Although Hi-C provides a high-throughput view of the genome interactions, it only provides a low-resolution image. Hi-C provides 1-Mb resolution, whereas 3C techniques provide 1-kb resolution or better. 1-Mb resolution does not provide enough detail to be applicable to most 3-D chromatin interaction studies.
But Dekker and Liberman-Aiden are both working to increase the resolution for Hi-C, hoping to publish an improved technique within the next few years. “If we push the resolution for Hi-C, we’ll be able to see which regulatory elements are touching which genes for the whole human genome, or any genome,” says Dekker. “That’s the next thing we should do.”
A different lens
Ohlsson agrees with that goal. And his lab is already busy building a network of chromatin interactions that will provide a high-resolution image of the entire genome. This summer, Ohlsson hopes to publish what will be the first chromosomal interactome. This chromosomal interactome could have a huge impact on disease research, adding a new tool to more thoroughly understand how diseases emerge and how to develop effective treatments. “It will be really mind-blowing,” he says.
But he’s using different means to build his network. All 3C-related techniques currently provide limited views of the genome architecture, Ohlsson points out. 3C focuses only on two loci, and 4C provides an extremely specific perspective. While 5C provides a relatively high resolution for multiple interactions, data analysis requires significant computing power and could drag on for years, making it unfeasible for interactome-mapping applications. And Hi-C is still low resolution.
While a high-resolution Hi-C technique could advance the field, Ohlsson believes hybrid techniques are more promising. His lab is combining different 3C-related methods so that they complement one another. “The field will really explode,” he says, when such hybrids are available, “because [now] there are limitations to the way the techniques work and what you can say about the results. But that’s going to change a lot.”
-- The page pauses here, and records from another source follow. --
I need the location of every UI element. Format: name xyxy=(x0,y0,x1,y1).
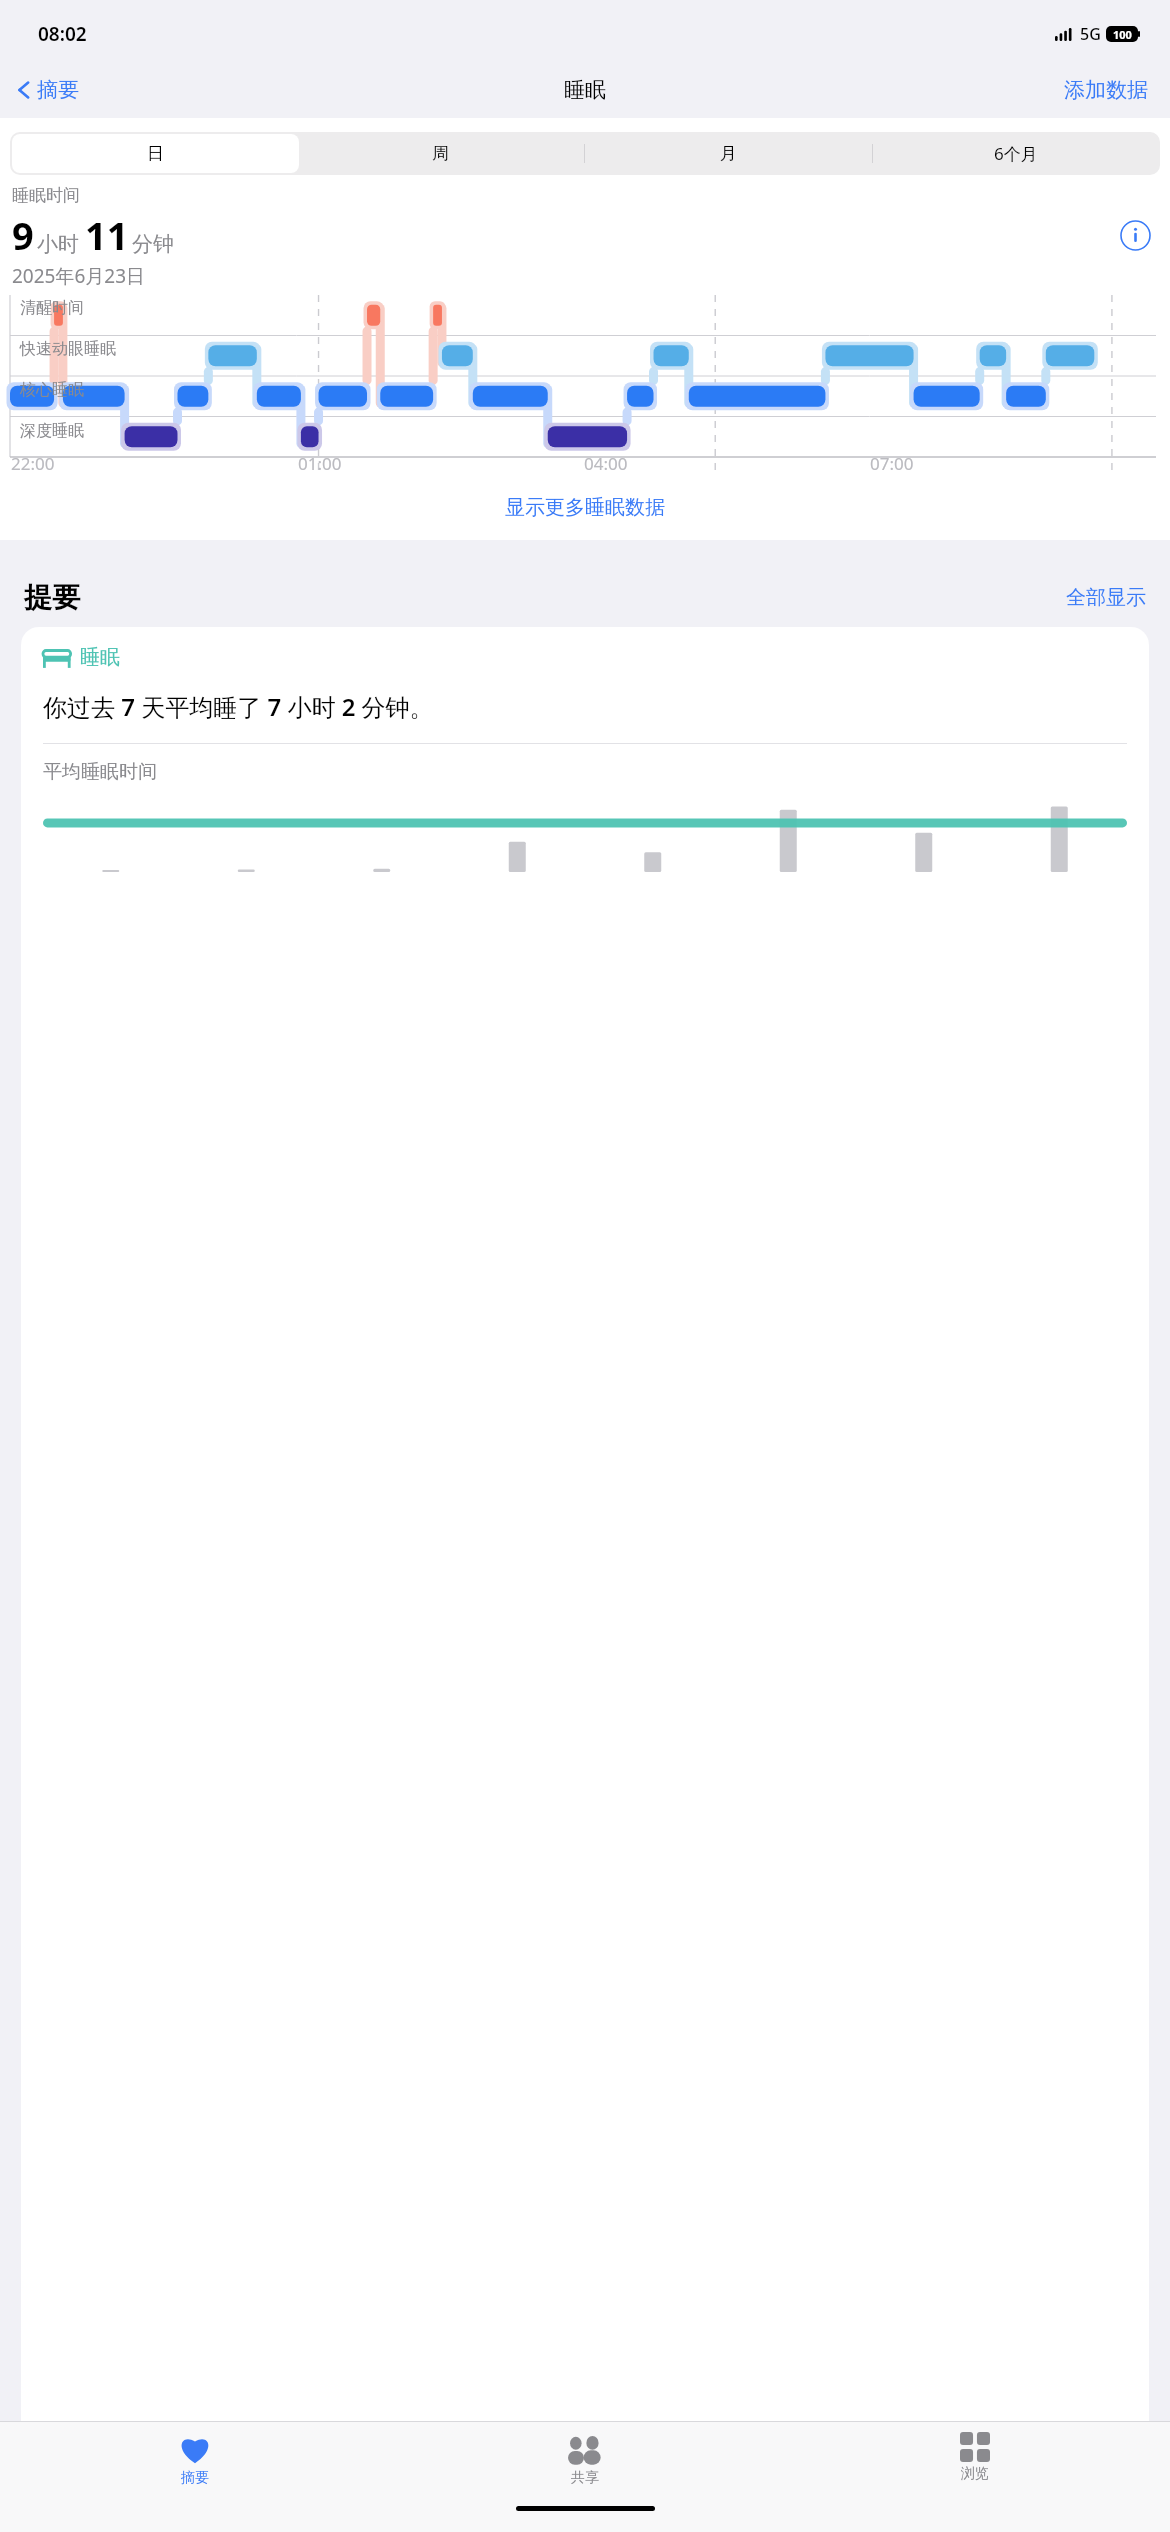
staticText: 5G xyxy=(1080,23,1101,45)
button[interactable]: 月 xyxy=(584,132,872,175)
button[interactable]: 周 xyxy=(297,132,584,175)
staticText: 提要 xyxy=(24,580,80,615)
button[interactable]: 信息 xyxy=(1117,217,1154,254)
button[interactable]: 显示更多睡眠数据 xyxy=(501,491,669,524)
button[interactable]: 共享 xyxy=(390,2422,780,2506)
button[interactable]: 日 xyxy=(12,134,299,173)
button[interactable]: 摘要 xyxy=(14,73,83,107)
staticText: 04:00 xyxy=(584,452,628,475)
staticText: 核心睡眠 xyxy=(20,380,84,400)
staticText: 01:00 xyxy=(298,452,342,475)
staticText: 睡眠时间 xyxy=(12,185,80,206)
staticText: 周 xyxy=(432,143,449,164)
staticText: 分钟 xyxy=(132,231,174,257)
staticText: 共享 xyxy=(571,2469,599,2487)
staticText: 6个月 xyxy=(994,142,1038,165)
staticText: 浏览 xyxy=(961,2465,989,2483)
button[interactable]: 浏览 xyxy=(780,2422,1170,2506)
staticText: 睡眠 xyxy=(80,645,120,670)
staticText: 08:02 xyxy=(38,21,87,47)
staticText: 日 xyxy=(147,143,164,164)
staticText: 2025年6月23日 xyxy=(12,263,146,289)
button[interactable]: 睡眠 xyxy=(21,627,1149,2421)
staticText: 深度睡眠 xyxy=(20,421,84,441)
staticText: 快速动眼睡眠 xyxy=(20,339,116,359)
button[interactable]: 摘要 xyxy=(0,2422,390,2506)
staticText: 07:00 xyxy=(870,452,914,475)
staticText: 平均睡眠时间 xyxy=(43,760,157,784)
button[interactable]: 添加数据 xyxy=(1060,73,1152,107)
staticText: 睡眠 xyxy=(564,77,606,103)
staticText: 月 xyxy=(720,143,737,164)
staticText: 小时 xyxy=(37,231,79,257)
button[interactable]: 6个月 xyxy=(872,132,1160,175)
button[interactable]: 全部显示 xyxy=(1062,581,1150,614)
staticText: 摘要 xyxy=(181,2469,209,2487)
button[interactable]: 日 xyxy=(10,132,297,175)
staticText: 9 xyxy=(12,209,34,261)
staticText: 22:00 xyxy=(11,452,55,475)
staticText: 11 xyxy=(85,209,129,261)
staticText: 日 xyxy=(145,143,162,164)
staticText: 摘要 xyxy=(37,77,79,103)
staticText: 你过去 7 天平均睡了 7 小时 2 分钟。 xyxy=(43,690,434,723)
staticText: 清醒时间 xyxy=(20,298,84,318)
staticText: 100 xyxy=(1113,27,1132,42)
To build the chromosomal interactome, Ohlsson’s team is developing a hybrid 4C technique. He hopes the hybrid 4C technique will be able to provide a high-throughput high-resolution image of the genome structure without constraining data analysis. This technique could easily identify diseased cells, and specifically, cancer cells. “Our new technique will allow us to walk along the nodes of the interactome. We will be able to look at these cells in very high resolution,” he says. “Once we can identify individual cells, then we can verify whether they are tumor cells.”
Ohlsson is working to create a comprehensive interactome map, like the one shown above. The ultimate goal is to map the 3-D genome of individual patients, providing doctors with more information to prevent disease and create personalized treatments. “In terms of clinical application, it’s going to come,” says Ohlsson. “It must come, but we’re still some distance away.”